The case had taken an even stranger turn that morning when a newspaper in the capital Kinshasa announced the three-year jail term before the court had made its judgement public. (NMG)

Katumbi’s legal team, which had called into question the tribunal’s competence, immediately denounced the verdict and said it planned to appeal.

The sentence will be suspended pending the appeal’s final outcome.

Katumbi was an ally of Kabila for a decade but quit the ruling party in September over the president’s plans to split several provinces, including Katanga, which is the size of Spain, into four separate entities.

With political tensions soaring over expectations that Kabila wants to extend his rule despite being barred from a third term, Katumbi has left the country as he faces charges of undermining state security.

Katumbi, 51, is the wealthy owner of the prestigious Tout-Puissant Mazembe football club, three-time winner of the African Champions League.

He quit the country on May 20, a day after the government announced he would be tried for endangering state security.

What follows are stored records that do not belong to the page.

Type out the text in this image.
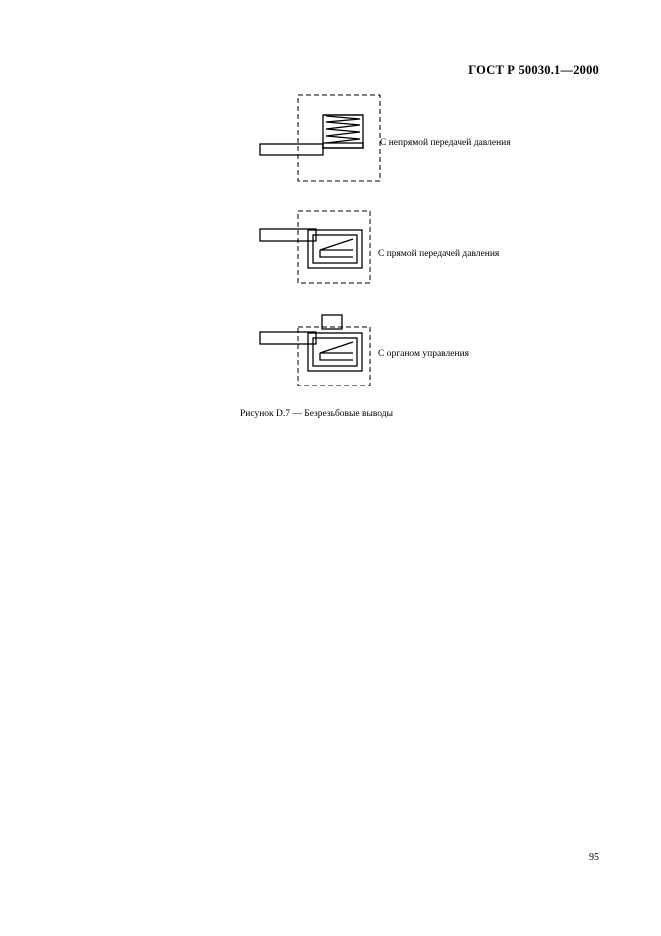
ГОСТ Р 50030.1—2000
С непрямой передачей давления
С прямой передачей давления
С органом управления
Рисунок D.7 — Безрезьбовые выводы
95
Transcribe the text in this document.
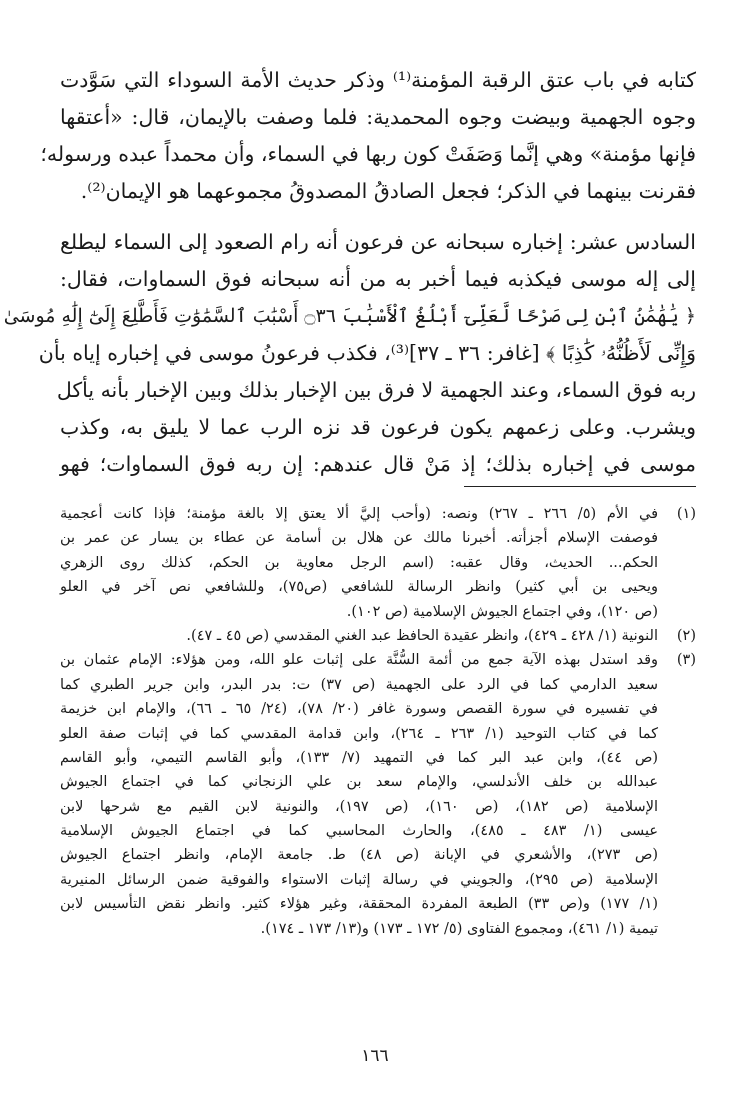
كتابه في باب عتق الرقبة المؤمنة⁽¹⁾ وذكر حديث الأمة السوداء التي سَوَّدت
وجوه الجهمية وبيضت وجوه المحمدية: فلما وصفت بالإيمان، قال: «أعتقها
فإنها مؤمنة» وهي إنَّما وَصَفَتْ كون ربها في السماء، وأن محمداً عبده ورسوله؛
فقرنت بينهما في الذكر؛ فجعل الصادقُ المصدوقُ مجموعهما هو الإيمان⁽²⁾.
السادس عشر: إخباره سبحانه عن فرعون أنه رام الصعود إلى السماء ليطلع
إلى إله موسى فيكذبه فيما أخبر به من أنه سبحانه فوق السماوات، فقال:
﴿ يَٰهَٰمَٰنُ ٱبْنِ لِى صَرْحًا لَّعَلِّىٓ أَبْلُغُ ٱلْأَسْبَٰبَ ۝٣٦ أَسْبَٰبَ ٱلسَّمَٰوَٰتِ فَأَطَّلِعَ إِلَىٰٓ إِلَٰهِ مُوسَىٰ
وَإِنِّى لَأَظُنُّهُۥ كَٰذِبًا ﴾ [غافر: ٣٦ ـ ٣٧]⁽³⁾، فكذب فرعونُ موسى في إخباره إياه بأن
ربه فوق السماء، وعند الجهمية لا فرق بين الإخبار بذلك وبين الإخبار بأنه يأكل
ويشرب. وعلى زعمهم يكون فرعون قد نزه الرب عما لا يليق به، وكذب
موسى في إخباره بذلك؛ إذ مَنْ قال عندهم: إن ربه فوق السماوات؛ فهو
(١)
في الأم (٥/ ٢٦٦ ـ ٢٦٧) ونصه: (وأحب إليَّ ألا يعتق إلا بالغة مؤمنة؛ فإذا كانت أعجمية
فوصفت الإسلام أجزأته. أخبرنا مالك عن هلال بن أسامة عن عطاء بن يسار عن عمر بن
الحكم... الحديث، وقال عقبه: (اسم الرجل معاوية بن الحكم، كذلك روى الزهري
ويحيى بن أبي كثير) وانظر الرسالة للشافعي (ص٧٥)، وللشافعي نص آخر في العلو
(ص ١٢٠)، وفي اجتماع الجيوش الإسلامية (ص ١٠٢).
(٢)
النونية (١/ ٤٢٨ ـ ٤٢٩)، وانظر عقيدة الحافظ عبد الغني المقدسي (ص ٤٥ ـ ٤٧).
(٣)
وقد استدل بهذه الآية جمع من أئمة السُّنَّة على إثبات علو الله، ومن هؤلاء: الإمام عثمان بن
سعيد الدارمي كما في الرد على الجهمية (ص ٣٧) ت: بدر البدر، وابن جرير الطبري كما
في تفسيره في سورة القصص وسورة غافر (٢٠/ ٧٨)، (٢٤/ ٦٥ ـ ٦٦)، والإمام ابن خزيمة
كما في كتاب التوحيد (١/ ٢٦٣ ـ ٢٦٤)، وابن قدامة المقدسي كما في إثبات صفة العلو
(ص ٤٤)، وابن عبد البر كما في التمهيد (٧/ ١٣٣)، وأبو القاسم التيمي، وأبو القاسم
عبدالله بن خلف الأندلسي، والإمام سعد بن علي الزنجاني كما في اجتماع الجيوش
الإسلامية (ص ١٨٢)، (ص ١٦٠)، (ص ١٩٧)، والنونية لابن القيم مع شرحها لابن
عيسى (١/ ٤٨٣ ـ ٤٨٥)، والحارث المحاسبي كما في اجتماع الجيوش الإسلامية
(ص ٢٧٣)، والأشعري في الإبانة (ص ٤٨) ط. جامعة الإمام، وانظر اجتماع الجيوش
الإسلامية (ص ٢٩٥)، والجويني في رسالة إثبات الاستواء والفوقية ضمن الرسائل المنيرية
(١/ ١٧٧) و(ص ٣٣) الطبعة المفردة المحققة، وغير هؤلاء كثير. وانظر نقض التأسيس لابن
تيمية (١/ ٤٦١)، ومجموع الفتاوى (٥/ ١٧٢ ـ ١٧٣) و(١٣/ ١٧٣ ـ ١٧٤).
١٦٦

He flew to South Africa, ostensibly for medical treatment, and subsequently settled in London.

Katumbi announced in May that he planned to stand in the election due later this year, but was swiftly hit with an investigation into claims he hired foreign mercenaries.

A few weeks ago, DRC released former US soldier Darryl Lewis after he was accused of being part of a network of armed agents infiltrating the country, allegations dismissed by the US embassy in Kinshasa as lies.

The ex-corporal was one of four members of Katumbi’s entourage arrested in Lubumbashi on April 24, a day after an opposition protest involving Katumbi’s supporters.

Opposition parties in the country said earlier this month they had forged an alliance to demand that Kabila quit when his term expires in December.

Kabila has been in power since his father’s assassination in 2001.